Updated 8.20pm - Added PL reaction
Adrian Delia and Simon Busuttil have agreed to a truce, in an attempt to heal a growing rift between two factions inside the Nationalist Party.
The deal will see party leader Dr Delia refrain from pushing for his predecessor’s expulsion from the PN parliamentary group – a request he first made on July 22, hours after the Egrant inquiry conclusions were published.
Dr Busuttil will continue to serve as a PN MP, albeit as a backbencher, with Dr Delia having insisted that his decision to strip him of his good governance portfolio was non-negotiable.
In a statement issued on Monday evening, the PN said that the party’s administrative council would be confirming the decision to not force Dr Busuttil out of the party.
The statement went on to note that a number of other magisterial inquiries into allegations of impropriety by government officials – principally Keith Schembri and Konrad Mizzi - were still underway and that it was important that everyone within the PN continued the fight against corruption “together”.
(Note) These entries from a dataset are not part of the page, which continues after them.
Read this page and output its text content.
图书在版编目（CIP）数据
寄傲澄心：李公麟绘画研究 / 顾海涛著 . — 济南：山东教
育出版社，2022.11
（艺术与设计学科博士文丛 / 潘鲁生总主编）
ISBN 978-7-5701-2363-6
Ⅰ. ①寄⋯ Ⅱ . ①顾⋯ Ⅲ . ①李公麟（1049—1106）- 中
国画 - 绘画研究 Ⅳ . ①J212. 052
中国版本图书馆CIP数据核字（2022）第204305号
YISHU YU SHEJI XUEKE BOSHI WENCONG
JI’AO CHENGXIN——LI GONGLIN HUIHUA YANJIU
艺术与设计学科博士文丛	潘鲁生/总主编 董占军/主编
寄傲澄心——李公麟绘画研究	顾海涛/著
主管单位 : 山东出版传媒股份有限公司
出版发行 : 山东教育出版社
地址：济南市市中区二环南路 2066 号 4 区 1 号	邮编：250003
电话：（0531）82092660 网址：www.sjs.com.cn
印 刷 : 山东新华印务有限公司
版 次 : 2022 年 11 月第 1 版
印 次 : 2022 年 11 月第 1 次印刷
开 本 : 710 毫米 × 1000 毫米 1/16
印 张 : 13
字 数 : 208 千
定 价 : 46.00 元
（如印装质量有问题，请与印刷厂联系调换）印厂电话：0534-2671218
In a separate statement issued minutes later, Dr Busuttil welcomed the announced truce.
“I believe the Opposition must be united against its only political adversary, which is this current government,” he said.
The deal, which party sources said was brokered by a trio made up of party stalwarts Lawrence Gonzi, Tonio Borg and Francis Zammit Dimech, is an attempt to piece back together a party which was fractured by fallout from the Egrant inquiry.
Dr Delia had initially said his predecessor had to “assume political responsibility” for having made the Egrant allegations a cornerstone of the PN’s 2017 general election campaign.
At a hastily-called press conference held on July 22, Dr Delia announced that he had sacked Dr Busuttil from his shadow cabinet and asked him to suspend himself from the party’s parliamentary group.
That prompted a stinging reply from the former leader, who said he saw no reason to comply and accused his party leader of “siding with Joseph Muscat”.
Within days, the party was clearly split in two: while the PN’s administrative council unanimously endorsed Dr Delia’s position, a group of disgruntled MPs including former deputy leaders Mario de Marco and Beppe Fenech Adami were backing Dr Busuttil on social media.
'Delia is now complicit in Egrant lie' - PL
The Labour Party reacted by saying that Dr Delia had caved in to Dr Busuttil and “clearly shown that after almost a year in charge, he does not have the authority to lead the Nationalist Party.”
In so doing, the PL said, Dr Delia had now made himself complicit in “the Egrant lie” and would be held to account over it, despite his repeated assertions that the PN “would not be credible” unless Dr Busuttil stepped aside.